Longest Monotonic Path in 4D Space

In this problem, you are given n points in a 4-dimensional space. Each point is represented by four coordinates. Your task is to determine the maximum number of points that form a path such that for each of the four coordinates, the sequence is non-decreasing.

More formally, given points \(P_i = (x_i, y_i, z_i, w_i)\) for \(1 \le i \le n\), you need to find the longest sequence of distinct indices \(i_1, i_2, \ldots, i_k\) so that for every dimension and for every \(1 \leq j < k\) the following holds:

[ x_{i_j} \leq x_{i_{j+1}}, \quad y_{i_j} \leq y_{i_{j+1}}, \quad z_{i_j} \leq z_{i_{j+1}}, \quad w_{i_j} \leq w_{i_{j+1}}. ]

The path can begin from any point and the ordering of the points in the input does not necessarily correspond to their order in the path. The length of a path is defined by the number of points used.

inputFormat

The first line contains an integer n, the number of points.

Each of the following n lines contains four space-separated integers representing the coordinates of a point.

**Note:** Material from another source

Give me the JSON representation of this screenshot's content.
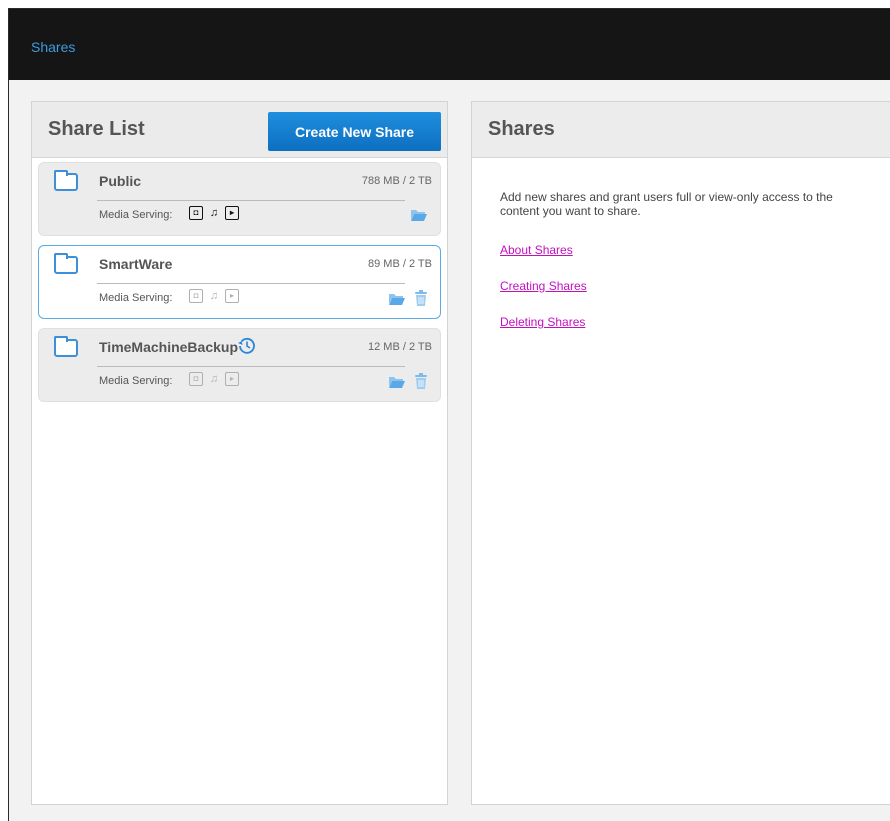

Constraints: It is guaranteed that the input is such that a valid solution exists under the constraints of standard programming contest problems.

outputFormat

Print a single integer, the maximum length of a path that can be constructed where the coordinates in each dimension are non-decreasing.

sample

5
1 2 3 4
2 3 4 5
3 3 3 3
2 2 2 2
4 5 6 7

3